Chain rule proof doubt

Question

I was reading this pdf document that shows a proof of the chain rule. My doubt is in the second slide I dont understand why the $k$ value is equal to $g'(x)$ plus $v$ all of this plus $h$. Sorry I dont write the equations, I dont know how to do it thats why I added the link to the pdf

Answer 1

This is more a comment than an answer, but whatever.

In Hardy's classic "A Course of Pure Mathematics" (the tenth edition (1960) just happens to be sitting on my shelf) he writes in chapter VI, section 114, page 217 about the chain rule that "The proof of this theorem requires a little care." The problem arises when getting $(F(f(x)))'$ if $f'(x) = 0$ as Ian's answer mentions.

Hardy says in a footnote that not considering the possibility that $f'(x) = 0$ makes a number of published proofs (including his own in the first three editions) incorrect.

This book, which I highly recommend, is available on Amazon (in the tenth edition) for $56 (US).

There are free versions available on the web, but these seems to all be of the third edition (1921). This is also true of the $16 (US) Kindle version available on Amazon. So, buyer beware.

My recommendation is that, if you are interested, look in a University library and then decide if you want it.
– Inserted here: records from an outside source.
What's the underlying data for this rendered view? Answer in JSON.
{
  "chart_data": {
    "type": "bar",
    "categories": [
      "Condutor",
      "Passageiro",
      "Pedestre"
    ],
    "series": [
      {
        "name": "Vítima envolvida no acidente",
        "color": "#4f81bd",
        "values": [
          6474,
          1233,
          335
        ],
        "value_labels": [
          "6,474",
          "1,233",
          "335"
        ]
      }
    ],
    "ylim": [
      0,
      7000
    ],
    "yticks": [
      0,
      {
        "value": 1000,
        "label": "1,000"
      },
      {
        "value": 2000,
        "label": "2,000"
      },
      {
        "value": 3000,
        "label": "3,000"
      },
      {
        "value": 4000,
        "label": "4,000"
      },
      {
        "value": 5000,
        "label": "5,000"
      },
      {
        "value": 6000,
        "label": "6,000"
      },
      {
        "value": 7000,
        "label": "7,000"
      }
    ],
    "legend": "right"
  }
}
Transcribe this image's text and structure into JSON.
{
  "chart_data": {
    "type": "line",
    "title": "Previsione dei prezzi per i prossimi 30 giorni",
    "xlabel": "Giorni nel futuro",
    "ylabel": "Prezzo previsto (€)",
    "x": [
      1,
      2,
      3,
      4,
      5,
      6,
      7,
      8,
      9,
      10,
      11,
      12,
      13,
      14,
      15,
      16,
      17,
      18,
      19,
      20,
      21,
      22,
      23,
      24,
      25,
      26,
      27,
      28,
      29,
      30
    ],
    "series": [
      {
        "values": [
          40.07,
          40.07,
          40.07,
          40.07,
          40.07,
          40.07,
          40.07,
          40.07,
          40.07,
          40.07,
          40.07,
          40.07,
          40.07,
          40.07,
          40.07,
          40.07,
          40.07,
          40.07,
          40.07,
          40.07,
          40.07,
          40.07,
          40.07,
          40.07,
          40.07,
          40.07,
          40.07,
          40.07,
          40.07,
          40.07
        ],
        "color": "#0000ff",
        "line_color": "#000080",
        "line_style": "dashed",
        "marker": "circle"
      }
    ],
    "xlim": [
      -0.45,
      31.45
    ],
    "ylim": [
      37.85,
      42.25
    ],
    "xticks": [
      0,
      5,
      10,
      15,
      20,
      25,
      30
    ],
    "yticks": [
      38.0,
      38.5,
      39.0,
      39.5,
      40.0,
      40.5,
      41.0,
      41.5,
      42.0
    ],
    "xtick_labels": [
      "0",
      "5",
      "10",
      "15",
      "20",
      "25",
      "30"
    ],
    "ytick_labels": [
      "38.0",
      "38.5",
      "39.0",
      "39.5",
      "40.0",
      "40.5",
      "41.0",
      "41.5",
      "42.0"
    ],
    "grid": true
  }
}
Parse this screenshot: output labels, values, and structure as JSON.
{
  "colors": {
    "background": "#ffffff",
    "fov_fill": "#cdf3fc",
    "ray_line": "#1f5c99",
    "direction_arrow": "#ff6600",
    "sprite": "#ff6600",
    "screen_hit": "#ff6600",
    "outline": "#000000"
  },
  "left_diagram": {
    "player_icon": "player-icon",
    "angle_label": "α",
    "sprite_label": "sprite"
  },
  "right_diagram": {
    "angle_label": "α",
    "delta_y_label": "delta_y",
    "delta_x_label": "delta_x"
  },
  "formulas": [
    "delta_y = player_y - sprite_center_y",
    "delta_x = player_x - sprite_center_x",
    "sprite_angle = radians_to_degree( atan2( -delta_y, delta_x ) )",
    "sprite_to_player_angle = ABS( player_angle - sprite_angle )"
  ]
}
If you do get it and do all or most of the exercises, you will have a good mastery of the subject.

Answer 2

You have by definition

$$v=\frac{g(x+h)-g(x)}{h} - g'(x), \\ w=\frac{f(y+k)-f(y)}{k} - f'(y). $$

You are originally dealing with

$$\frac{f(g(x+h)) - f(g(x))}{h}.$$

This means that the change in the input to $f$ should be

$$k=g(x+h)-g(x).$$

If this isn't clear, it's because

$$\frac{f(g(x+h))-f(g(x))}{h} = \frac{f(g(x) + (g(x+h)-g(x)) - f(g(x))}{h}$$

so we're considering $y=g(x)$ and $k=g(x+h)-g(x)$.

Now we can rewrite our expression for $k$ as

$$k=h \left ( g'(x) + v \right )$$

by solving the equation which defines $v$ for $g(x+h)-g(x).$ This is just algebra:

$$v=\frac{g(x+h)-g(x)}{h} - g'(x) = \frac{k}{h} - g'(x) \\ v + g'(x) = \frac{k}{h} \\ k = h \left ( v + g'(x) \right ).$$

By the way, as a bonus, the proof at the end is correct provided $g'(x) \neq 0$, since it just needs $f'(g(x))$ and $1/g'(x)$ to be defined, along with the product rule for limits. I have usually seen the chain rule carefully proven by using that argument when $g'(x) \neq 0$ and then separately proving that if $g'(x)=0$ then $(f \circ g)'(x) = 0$.